If you want Haslam, the butterflies have hopefully changed him from OTL since OTL Haslam is considered pretty spineless when dealing with his own party/political by certain political insiders I've spoken with--not really presidential material, you might as well pick any other Tennessee governor.

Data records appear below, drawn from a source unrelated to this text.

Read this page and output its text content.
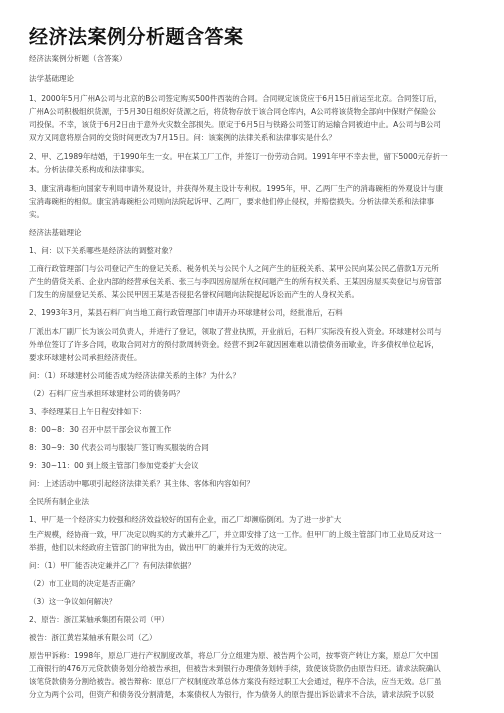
经济法案例分析题含答案
经济法案例分析题（含答案）
法学基础理论
1、2000年5月广州A公司与北京的B公司签定购买500件西装的合同。合同规定该货应于6月15日前运至北京。合同签订后，
广州A公司积极组织货源，于5月30日组织好货源之后，将货物存放于该合同仓库内，A公司将该货物全部向中保财产保险公
司投保。不幸，该货于6月2日由于意外火灾数全部损失。原定于6月5日与铁路公司签订的运输合同被迫中止。A公司与B公司
双方又同意将原合同的交货时间更改为7月15日。问：该案例的法律关系和法律事实是什么？
2、甲、乙1989年结婚，于1990年生一女。甲在某工厂工作，并签订一份劳动合同。1991年甲不幸去世，留下5000元存折一
本。分析法律关系构成和法律事实。
3、康宝消毒柜向国家专利局申请外观设计，并获得外观主设计专利权。1995年，甲、乙两厂生产的消毒碗柜的外观设计与康
宝消毒碗柜的相似。康宝消毒碗柜公司则向法院起诉甲、乙两厂，要求他们停止侵权，并赔偿损失。分析法律关系和法律事
实。
经济法基础理论
1、问：以下关系哪些是经济法的调整对象？
工商行政管理部门与公司登记产生的登记关系、税务机关与公民个人之间产生的征税关系、某甲公民向某公民乙借款1万元所
产生的借贷关系、企业内部的经营承包关系、张三与李四因房屋所在权问题产生的所有权关系、王某因房屋买卖登记与房管部
门发生的房屋登记关系、某公民甲因王某是否侵犯名誉权问题向法院提起诉讼而产生的人身权关系。
2、1993年3月，某县石料厂向当地工商行政管理部门申请开办环球建材公司，经批准后，石料
厂派出本厂副厂长为该公司负责人，并进行了登记，领取了营业执照，开业前后，石料厂实际没有投入资金。环球建材公司与
外单位签订了许多合同，收取合同对方的预付款周转资金。经营不到2年就因困难难以清偿债务而歇业，许多债权单位起诉，
要求环球建材公司承担经济责任。
问：（1）环球建材公司能否成为经济法律关系的主体？为什么？
（2）石料厂应当承担环球建材公司的债务吗？
3、李经理某日上午日程安排如下：
8：00~8：30 召开中层干部会议布置工作
8：30~9：30 代表公司与服装厂签订购买服装的合同
9：30~11：00 到上级主管部门参加党委扩大会议
问：上述活动中哪项引起经济法律关系？其主体、客体和内容如何？
全民所有制企业法
1、甲厂是一个经济实力较强和经济效益较好的国有企业，而乙厂却濒临倒闭。为了进一步扩大
生产规模，经协商一致，甲厂决定以购买的方式兼并乙厂，并立即安排了这一工作。但甲厂的上级主管部门市工业局反对这一
举措，他们以未经政府主管部门的审批为由，做出甲厂的兼并行为无效的决定。
问：（1）甲厂能否决定兼并乙厂？有何法律依据？
（2）市工业局的决定是否正确？
（3）这一争议如何解决？
2、原告：浙江某轴承集团有限公司（甲）
被告：浙江黄岩某轴承有限公司（乙）
原告甲诉称：1998年，原总厂进行产权制度改革，将总厂分立组建为原、被告两个公司，按零资产转让方案，原总厂欠中国
工商银行的476万元贷款债务划分给被告承担，但被告未到银行办理债务划转手续，致使该贷款仍由原告归还。请求法院确认
该笔贷款债务分割给被告。被告辩称：原总厂产权制度改革总体方案没有经过职工大会通过，程序不合法，应当无效。总厂虽
分立为两个公司，但资产和债务没分割清楚，本案债权人为银行，作为债务人的原告提出诉讼请求不合法，请求法院予以驳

I'd also say from what I've read, John Jay Hooker, Jr. might be presidential material in terms of Tennessee politicians. He was a Kennedy Democrat who I think if the main Nashville newspaper,
The Tennessean, had agreed to back him in 1974, he would've beaten Ray Blanton or any other Democratic candidate (and with that the election). They didn't OTL, since he'd lost the previous two elections, but it's still an idea. I think he'd keep the successful elements of Blanton's tenure and not create in the governor's office what some of Al Gore's associates called a "toxic waste dump". However, I don't know if John Jay Hooker ever had it in him to seek the presidential nomination. But successful economic policy could easily have been laid in the same period since the state had nowhere to go but up.

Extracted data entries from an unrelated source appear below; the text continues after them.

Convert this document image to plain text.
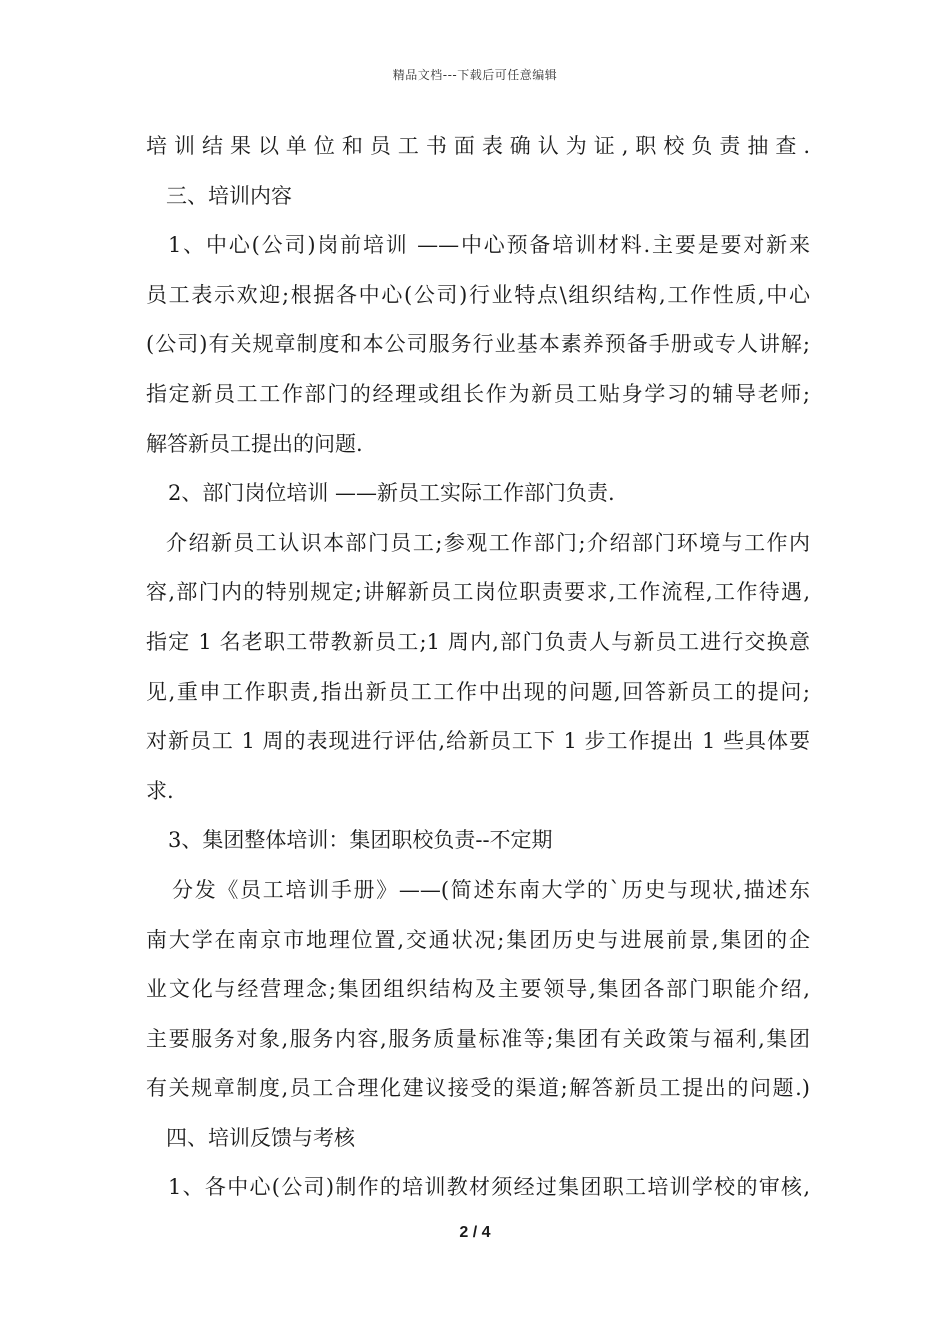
精品文档---下载后可任意编辑
培训结果以单位和员工书面表确认为证,职校负责抽查.
三、培训内容
1、中心(公司)岗前培训 ——中心预备培训材料.主要是要对新来
员工表示欢迎;根据各中心(公司)行业特点\组织结构,工作性质,中心
(公司)有关规章制度和本公司服务行业基本素养预备手册或专人讲解;
指定新员工工作部门的经理或组长作为新员工贴身学习的辅导老师;
解答新员工提出的问题.
2、部门岗位培训 ——新员工实际工作部门负责.
介绍新员工认识本部门员工;参观工作部门;介绍部门环境与工作内
容,部门内的特别规定;讲解新员工岗位职责要求,工作流程,工作待遇,
指定 1 名老职工带教新员工;1 周内,部门负责人与新员工进行交换意
见,重申工作职责,指出新员工工作中出现的问题,回答新员工的提问;
对新员工 1 周的表现进行评估,给新员工下 1 步工作提出 1 些具体要
求.
3、集团整体培训：集团职校负责--不定期
分发《员工培训手册》——(简述东南大学的`历史与现状,描述东
南大学在南京市地理位置,交通状况;集团历史与进展前景,集团的企
业文化与经营理念;集团组织结构及主要领导,集团各部门职能介绍,
主要服务对象,服务内容,服务质量标准等;集团有关政策与福利,集团
有关规章制度,员工合理化建议接受的渠道;解答新员工提出的问题.)
四、培训反馈与考核
1、各中心(公司)制作的培训教材须经过集团职工培训学校的审核,
2 / 4
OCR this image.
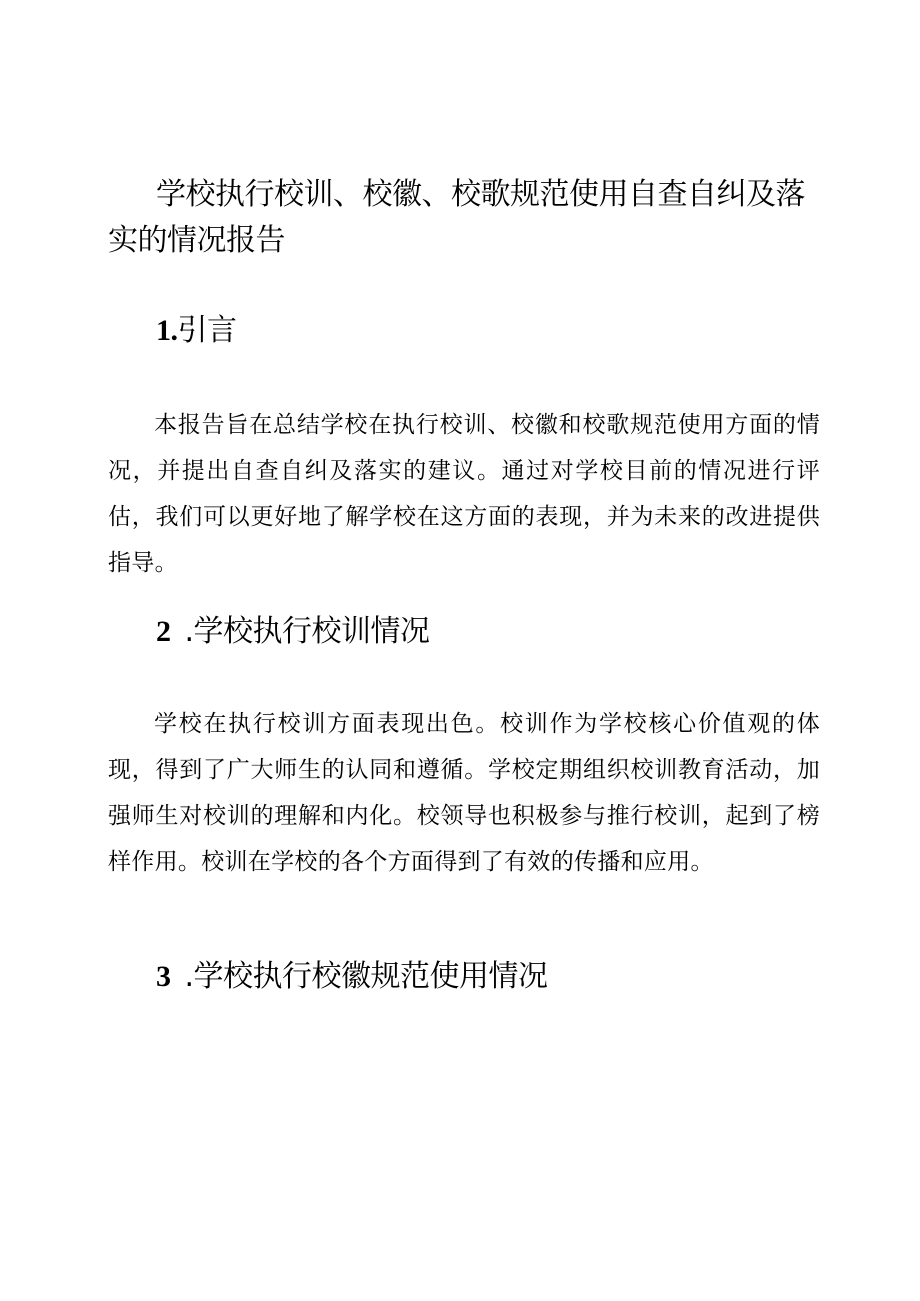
学校执行校训、校徽、校歌规范使用自查自纠及落实的情况报告
1.引言

本报告旨在总结学校在执行校训、校徽和校歌规范使用方面的情况，并提出自查自纠及落实的建议。通过对学校目前的情况进行评估，我们可以更好地了解学校在这方面的表现，并为未来的改进提供指导。

2 .学校执行校训情况

学校在执行校训方面表现出色。校训作为学校核心价值观的体现，得到了广大师生的认同和遵循。学校定期组织校训教育活动，加强师生对校训的理解和内化。校领导也积极参与推行校训，起到了榜样作用。校训在学校的各个方面得到了有效的传播和应用。

3 .学校执行校徽规范使用情况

But let's say, for a wank.
*Andrew Jackson (D-TN, 1829 - 1837)
*James K. Polk (D-TN, 1845 - 1849)
*Andrew Johnson (D-TN, 1865 - 1869)
*Cordell Hull (D-TN, 1941)
*Jo Byrnes (D-TN, 1941 - 1945)
*Estes Kefauver (D-TN, 1952 - 1960)
*Al Gore, Sr. (D-TN, 1968 - 1972)
*Frank Clement (D-TN, 1976 - 1980)
*Howard Baker (R-TN, 1980 - 1988)
*John J. Hooker, Jr. (D-TN, 1992 - 2000)
*Al Gore, Jr. (D-TN, 2000 - 2004)
*Lamar Alexander (R-TN, 2004 - 2012)
That gives you twelve presidents associated with Tennessee.